Abstraction layers
Assembly, however, seems to be more intimidating than it actually should be. With all the abstractions that we have today, people tend to forget the fundamentals of computing systems. Bytes, and such. Or never even learned these fundamentals in the first place. Everything which happens behind the scenes is considered stable magic. I think that is awfully sad. Structurally knowing how something works in each layer of the system is the most wonderful thing about this field of work.
I began with binary and building CPUs in Minecraft many years ago. Before I ever touched a line of C language, I programmed individual bits of machine language into some torch ROM and had the CPU do simple counting. It was not a comparable system to common microprocessors (because it was a NISC, had two registers, no other memory, and no ability to do loops or conditional execution), but for 8 year old me, it was super exciting to see something logical work like expected. And don't get me wrong, there are so many things that I wish I'd know, or know better, but currently don't. Modern video processing is one of those things.
Writing assembly requires you to visualise the machine state and imagine transfers of data from one register to the next. It involves knowing exactly what an instruction does, its side effects, and the correct order of operations to perform a useful task (for example, knowing what operations you can or cannot do that clobber the flags register before a branch, to save a few instructions; see line 17 in the example below). Any abstraction above assembly will make the flags register of the CPU invisible.

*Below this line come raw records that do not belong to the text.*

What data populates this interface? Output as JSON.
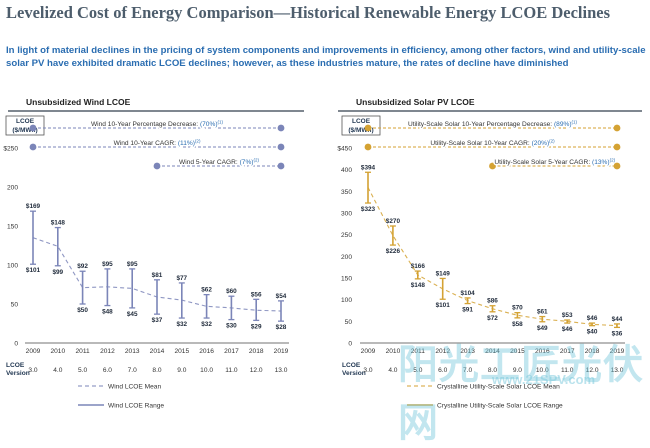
{
  "header": {
    "title": "Levelized Cost of Energy Comparison—Historical Renewable Energy LCOE Declines",
    "subtitle": "In light of material declines in the pricing of system components and improvements in efficiency, among other factors, wind and utility-scale solar PV have exhibited dramatic LCOE declines; however, as these industries mature, the rates of decline have diminished"
  },
  "watermark": {
    "text": "阳光工匠光伏网",
    "url": "www.21SPV.com"
  },
  "colors": {
    "wind": "#7b85b8",
    "solar": "#d4a233"
  },
  "chart_data": [
    {
      "type": "line",
      "title": "Unsubsidized Wind LCOE",
      "unit_label": "LCOE\n($/MWh)",
      "color": "#7b85b8",
      "x": [
        "2009",
        "2010",
        "2011",
        "2012",
        "2013",
        "2014",
        "2015",
        "2016",
        "2017",
        "2018",
        "2019"
      ],
      "version_label": "LCOE\nVersion",
      "versions": [
        "3.0",
        "4.0",
        "5.0",
        "6.0",
        "7.0",
        "8.0",
        "9.0",
        "10.0",
        "11.0",
        "12.0",
        "13.0"
      ],
      "y_ticks": [
        "$250",
        "200",
        "150",
        "100",
        "50",
        "0"
      ],
      "ylim": [
        0,
        250
      ],
      "grid": false,
      "series": [
        {
          "name": "Wind LCOE Mean",
          "style": "dashed",
          "values": [
            135,
            124,
            71,
            72,
            70,
            59,
            55,
            47,
            45,
            42,
            41
          ]
        },
        {
          "name": "Wind LCOE Range",
          "style": "range",
          "high": [
            169,
            148,
            92,
            95,
            95,
            81,
            77,
            62,
            60,
            56,
            54
          ],
          "low": [
            101,
            99,
            50,
            48,
            45,
            37,
            32,
            32,
            30,
            29,
            28
          ]
        }
      ],
      "high_labels": [
        "$169",
        "$148",
        "$92",
        "$95",
        "$95",
        "$81",
        "$77",
        "$62",
        "$60",
        "$56",
        "$54"
      ],
      "low_labels": [
        "$101",
        "$99",
        "$50",
        "$48",
        "$45",
        "$37",
        "$32",
        "$32",
        "$30",
        "$29",
        "$28"
      ],
      "annotations": [
        {
          "label": "Wind 10-Year Percentage Decrease:",
          "value": "(70%)",
          "note": "(1)",
          "from": 0,
          "to": 10
        },
        {
          "label": "Wind 10-Year CAGR:",
          "value": "(11%)",
          "note": "(2)",
          "from": 0,
          "to": 10
        },
        {
          "label": "Wind 5-Year CAGR:",
          "value": "(7%)",
          "note": "(2)",
          "from": 5,
          "to": 10
        }
      ]
    },
    {
      "type": "line",
      "title": "Unsubsidized Solar PV LCOE",
      "unit_label": "LCOE\n($/MWh)",
      "color": "#d4a233",
      "x": [
        "2009",
        "2010",
        "2011",
        "2012",
        "2013",
        "2014",
        "2015",
        "2016",
        "2017",
        "2018",
        "2019"
      ],
      "version_label": "LCOE\nVersion",
      "versions": [
        "3.0",
        "4.0",
        "5.0",
        "6.0",
        "7.0",
        "8.0",
        "9.0",
        "10.0",
        "11.0",
        "12.0",
        "13.0"
      ],
      "y_ticks": [
        "$450",
        "400",
        "350",
        "300",
        "250",
        "200",
        "150",
        "100",
        "50",
        "0"
      ],
      "ylim": [
        0,
        450
      ],
      "grid": false,
      "series": [
        {
          "name": "Crystalline Utility-Scale Solar LCOE Mean",
          "style": "dashed",
          "values": [
            359,
            248,
            157,
            125,
            98,
            79,
            64,
            55,
            50,
            43,
            40
          ]
        },
        {
          "name": "Crystalline Utility-Scale Solar LCOE Range",
          "style": "range",
          "high": [
            394,
            270,
            166,
            149,
            104,
            86,
            70,
            61,
            53,
            46,
            44
          ],
          "low": [
            323,
            226,
            148,
            101,
            91,
            72,
            58,
            49,
            46,
            40,
            36
          ]
        }
      ],
      "high_labels": [
        "$394",
        "$270",
        "$166",
        "$149",
        "$104",
        "$86",
        "$70",
        "$61",
        "$53",
        "$46",
        "$44"
      ],
      "low_labels": [
        "$323",
        "$226",
        "$148",
        "$101",
        "$91",
        "$72",
        "$58",
        "$49",
        "$46",
        "$40",
        "$36"
      ],
      "annotations": [
        {
          "label": "Utility-Scale Solar 10-Year Percentage Decrease:",
          "value": "(89%)",
          "note": "(1)",
          "from": 0,
          "to": 10
        },
        {
          "label": "Utility-Scale Solar 10-Year CAGR:",
          "value": "(20%)",
          "note": "(2)",
          "from": 0,
          "to": 10
        },
        {
          "label": "Utility-Scale Solar 5-Year CAGR:",
          "value": "(13%)",
          "note": "(2)",
          "from": 5,
          "to": 10
        }
      ]
    }
  ]
}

Do you trust your dependencies?
Recently, I've been writing a little bit of TypeScript for work to
control the firmware of another device. It made me think about the
levels of abstraction that software depends on. It goes way further
than the super large node_modules directory that you can
quickly get, although that's pretty bad, too. The runtime of the
application probably uses lots of software from different vendors, too,
which accounts for processes like memory allocation, deallocation,
communication with the operating system, and the general reliability of
the application. Do you trust your interpreter?
Most software depends on the system C library, or libc, to provide
basic functions and interfaces to the kernel. It would be catastrophic
if libc's malloc was not optimised like glibc or musl is.
In any case, all applications today depends on the operating system to
host an environment which is suitable for the level of abstraction that
is used. And don't forget, that consists of a lot of different parts,
too. It is just assumed that all basic principles are well tested when
other applications runs on it. I would be impressed if Slack made a
release for bare metal (if only it wasn't Electron).
Modern complexity
I'd say that writing assembly in abstracted environments, so constained to an underlying operating system, is far more scary. Everything about computing systems has grown, such as speed, execution, caching, and input/output control. For one, a simple read from memory goes through layers of caches and block operations. In contrast with 50 years ago, you can directly monitor the bus because you control components directly.
The scale of demand has also become enormous. Some time ago, pong was the most innovative videogame there was. You could change the video output by changing a bitmap in memory. Now, there are shaders and realistic physics. There is so much more processing time necessary.
A funny example of 'scary assembly' that I recently wrote was in this commit in ZOS. The ZOS project is an operating system for the Z80. It's just the microprocessor, some input/output, wiring, and myself.
In the snippet, a dictionary is traversed which is used to find an
instruction address given a command. Register hl is used
as the search string pointer, and ix for the dictionary
pointer. In order to make this work, the search string pointer is
repeatedly compared with the keys of the dictionary until an equal is
found. Either a zero or non-zero flag is used to indicate a match,
with register ix pointing to the value of the dictionary
when found/non-zero.
Firstly, you may find it odd that the entrypoint of the subroutine
map_find is in the middle of the assembly block. This
allows control flow to travel into it without any additional jump
instructions. The search pointer hl is stored onto the
stack because it needs to be reset on each search. As the Z80 doesn't
have a stack peek instruction, it is popped (line 22) from the stack
and pushed (line 23) back onto it.
Subsequently, a load from the dictionary pointer ix is
done to check if the dictionary has reached the end with a termination
byte. A load instruction doesn't affect any flags, so the instruction
or 0 is used to route the accumulator through the ALU to
register the zero flag. After streq is called (conveniently
using the same pointer registers), its result is checked.
streq modifies the registers as a side effect, and the
ix register needs to seek its next dictionary key if it
was not equal (from line 16). Otherwise, the next address of
ix points to the value after the string termination byte
(line 29). An or 1 instruction (line 30) resets the zero
flag which is used in the return contract of the subroutine.